Hunted across the True Sea, haunted by the lives she took on the Fold, Alina must try to make a life with Mal in an unfamiliar land. She finds starting new is not easy while keeping her identity as the Sun Summoner a secret. She can’t outrun her past or her destiny for long.
The Darkling has emerged from the Shadow Fold with a terrifying new power and a dangerous plan that will test the very boundaries of the natural world. With the help of a notorious privateer, Alina returns to the country she abandoned, determined to fight the forces gathering against Ravka. But as her power grows, Alina slips deeper into the Darkling’s game of forbidden magic, and farther away from Mal. Somehow, she will have to choose between her country, her power, and the love she always thought would guide her--or risk losing everything to the oncoming storm.

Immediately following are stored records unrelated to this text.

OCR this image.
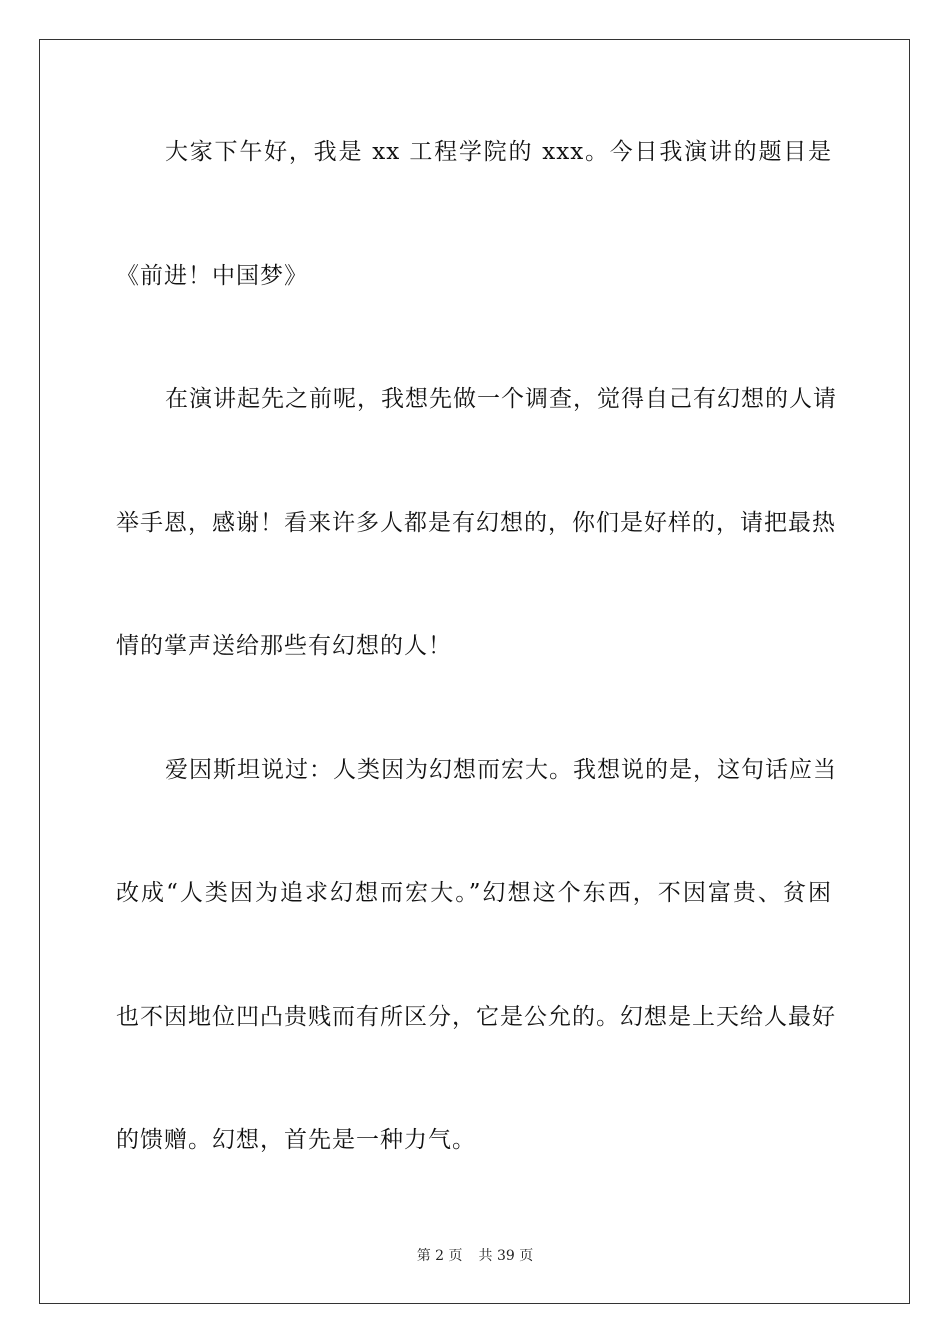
大家下午好，我是 xx 工程学院的 xxx。今日我演讲的题目是
《前进！中国梦》
在演讲起先之前呢，我想先做一个调查，觉得自己有幻想的人请
举手恩，感谢！看来许多人都是有幻想的，你们是好样的，请把最热
情的掌声送给那些有幻想的人！
爱因斯坦说过：人类因为幻想而宏大。我想说的是，这句话应当
改成“人类因为追求幻想而宏大。”幻想这个东西，不因富贵、贫困
也不因地位凹凸贵贱而有所区分，它是公允的。幻想是上天给人最好
的馈赠。幻想，首先是一种力气。
第 2 页 共 39 页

A sequel is always tricky, especially when it follows after a book you loved. As excited as I was for Siege & Storm, I was a bit anxious as well, after how much I loved Shadow & Bone I wasn't sure how this sequel would compare.
And I think the simplest way to explain my feelings about Siege & Storm was that I couldn't love it as much as Shadow & Bone. I think it's the kind of book I would have loved so much more on its own, had there not been this incredible first book setting the stage. While Siege & Storm is a good book with some great additions to The Grisha trilogy, you can tell that this is the "growing pains" book where the characters have to adjust to a situation none expected nor wanted.

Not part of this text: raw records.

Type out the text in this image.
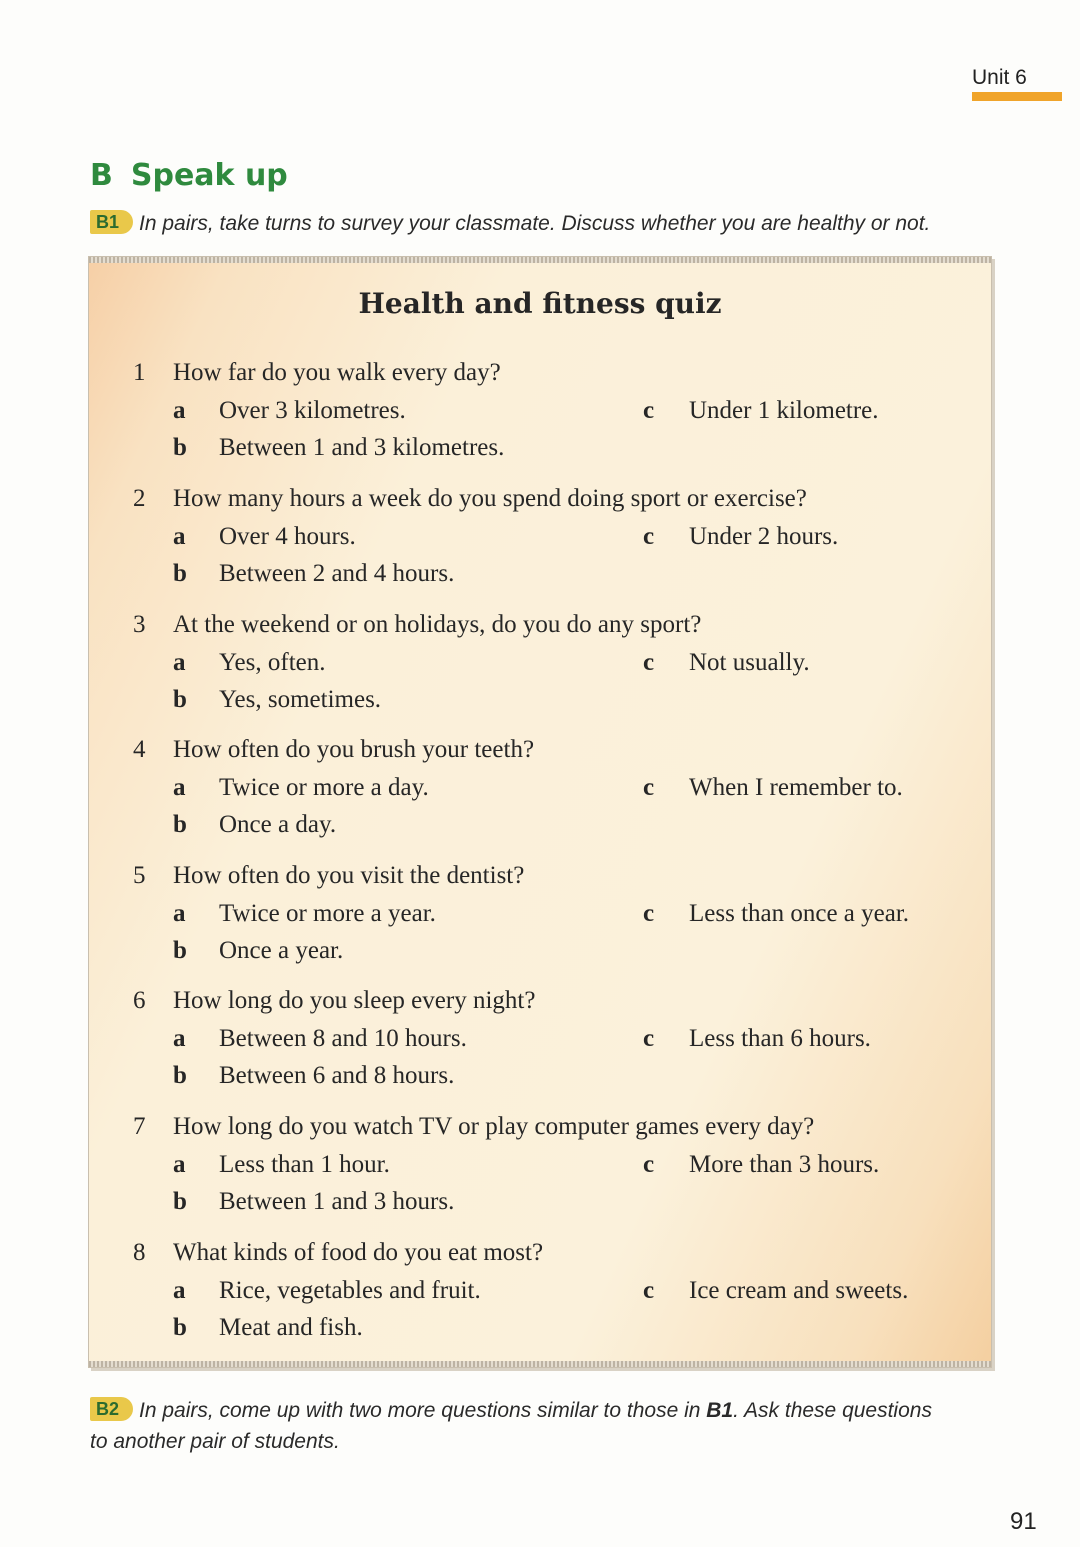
Unit 6
B Speak up
B1 In pairs, take turns to survey your classmate. Discuss whether you are healthy or not.
Health and fitness quiz
1 How far do you walk every day?
a Over 3 kilometres.	c Under 1 kilometre.
b Between 1 and 3 kilometres.
2 How many hours a week do you spend doing sport or exercise?
a Over 4 hours.	c Under 2 hours.
b Between 2 and 4 hours.
3 At the weekend or on holidays, do you do any sport?
a Yes, often.	c Not usually.
b Yes, sometimes.
4 How often do you brush your teeth?
a Twice or more a day.	c When I remember to.
b Once a day.
5 How often do you visit the dentist?
a Twice or more a year.	c Less than once a year.
b Once a year.
6 How long do you sleep every night?
a Between 8 and 10 hours.	c Less than 6 hours.
b Between 6 and 8 hours.
7 How long do you watch TV or play computer games every day?
a Less than 1 hour.	c More than 3 hours.
b Between 1 and 3 hours.
8 What kinds of food do you eat most?
a Rice, vegetables and fruit.	c Ice cream and sweets.
b Meat and fish.
B2 In pairs, come up with two more questions similar to those in B1. Ask these questions to another pair of students.
91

- Fantastic new character additions:
This was the absolute best part of Siege & Storm for me: I know, I know. Everyone and their mother loves Sturmhond. But it's for good reason! Leigh's writing gives him a voice that stands out so much from other characters, with his clever comebacks and dry wit. He definitely helps balance out some of the more depressing issues at hand in the story, because when things get REALLY bad? Sometimes you just need to laugh. Or, if you're Stumhond, smirk.
- Emphasis on Alina's internal struggle:
For a book that has had so much attention on developing the setting and world of the story, I'm amazed by how much detail is given to Alina's internal struggle as she tries to adapt to her new powers and position. It seems to me that this is truly the most important conflict in the book - moreso than anything with any other character, even the Darkling. Alina's battle isn't with some external force, it's with herself. It's such an introspective story, one where it is truly a privilege to be so in tune with Alina's thoughts and feelings because she doesn't share them with anyone else.
- An expanded setting:
When Siege & Storm starts off, we have Alina and Mal on the run in an entirely different country. They end up meeting a number of other characters from other places as well, and we finally get a bit more of a glimpse at the rest of the world. To me, this is what makes a setting believable and come to life - hints that the world is still turning outside of the main characters' location. I really like that, and I think it helps build the plot and help the reader understand exactly what is at stake here.
The biggest problem for me? So very little happens, and what does happen occurs very quickly. The action feels rushed, and the waiting seems to go on forever. It's a slow book, and I mentioned how introspective and sensitive to Alina's conflict with herself the book is. While that is a good thing, it also means other parts of the story suffer as a result of so much time and focus spent on Alina. Much of the time is spent waiting for something to happen, and I understand that part of this is simply because Alina (and company) are acting defensively. After Shadow & Bone featured SO MUCH (so much action, so much romance, so much creepiness) I was hoping for more, and I think my expectations are mostly to blame here.
But we still have an excellent book here. Leigh Bardugo's writing is as exceptional as ever, and I think really showcases her knack for juggling a multitude of character voices and emotions. She is truly a master at tugging at her readers' heartstrings, and never leaves us with predictable characters or story lines. Although the romance is left on the back burner for most of this book, the tension is incredible and I appreciate that it didn't overshadow the rest of the story.